Bazen bir kahve molasında gelen ilham, günlerce süren toplantılardan daha etkili olabilir. Bazen bir sessizlik, yüzlerce kelimeden daha çok şey anlatır. Bu sessizlikleri fark etmek, ancak yavaşladığımızda mümkündür. Hayatın her anı bir davet gibidir: “Buradayım, fark et beni.” Gelişim, o daveti kabul etmekle başlar.

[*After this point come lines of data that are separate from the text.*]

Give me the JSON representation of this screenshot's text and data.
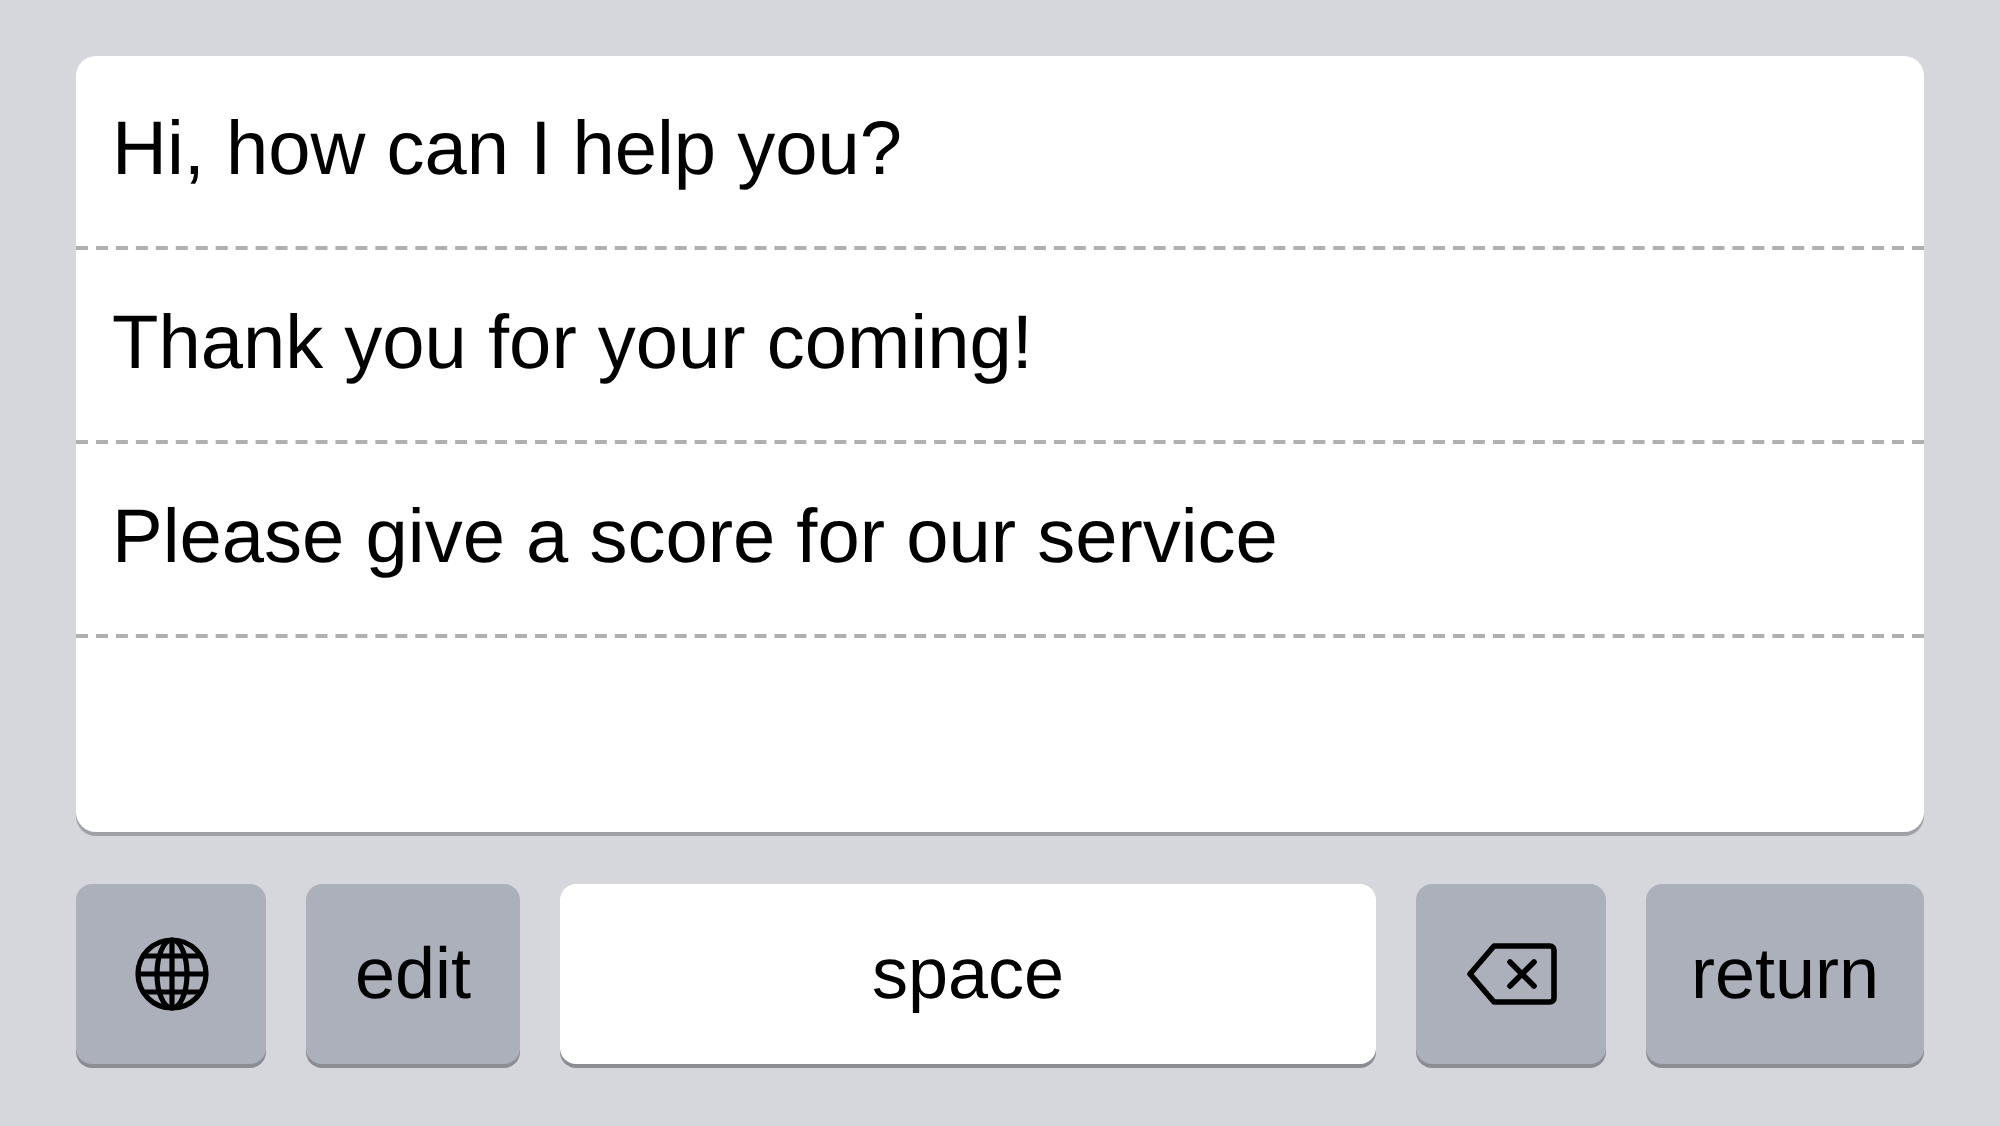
{
  "phrases": [
    {
      "text": "Hi, how can I help you?"
    },
    {
      "text": "Thank you for your coming!"
    },
    {
      "text": "Please give a score for our service"
    }
  ],
  "keys": [
    {
      "kind": "globe"
    },
    {
      "kind": "text",
      "label": "edit"
    },
    {
      "kind": "space",
      "label": "space"
    },
    {
      "kind": "delete"
    },
    {
      "kind": "text",
      "label": "return"
    }
  ]
}
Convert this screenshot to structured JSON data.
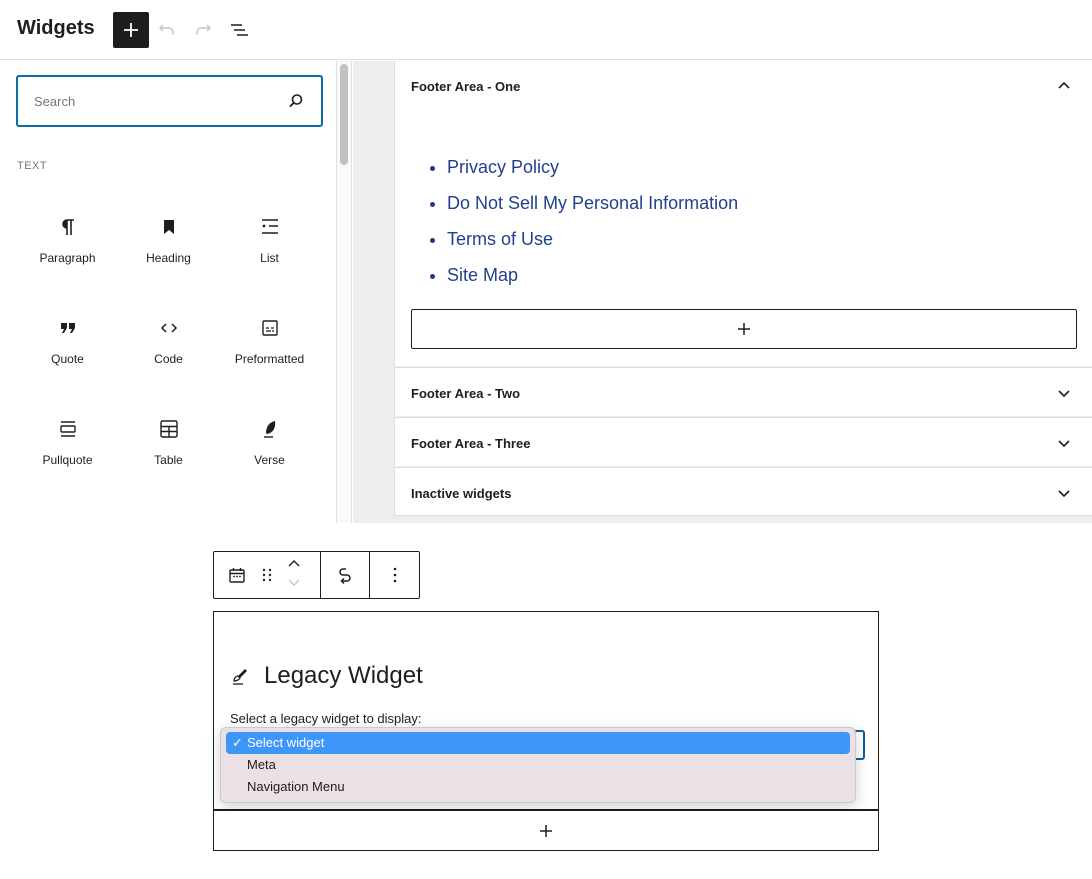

Bu yazıyı birlikte okurken bile zihnimizin bir köşesi belki yapılacaklara kaymıştır. Biz şimdi, yeniden buraya, bu ana dönebiliriz. Gözlerimizi kapatıp bir derin nefes alabiliriz. Çünkü gelişimin en güçlü anahtarı, o nefesin farkındalığında saklıdır.
Sonuçta mesele daha çok bilgi edinmek değil, daha çok bilinçle yaşamak. Mesele mükemmel olmak değil, gerçek olmak. Ve mesele hep ileri gitmek değil, bazen olduğu yerde durup içsel manzarayı seyretmektir. Biz birlikte bu farkındalık yolculuğunu sürdürebiliriz. Yavaşladıkça daha çok şey duyabilir, derinleştikçe daha çok şey hissedebiliriz. Çünkü bazen yavaşlamak, gelişmenin en hızlı yoludur.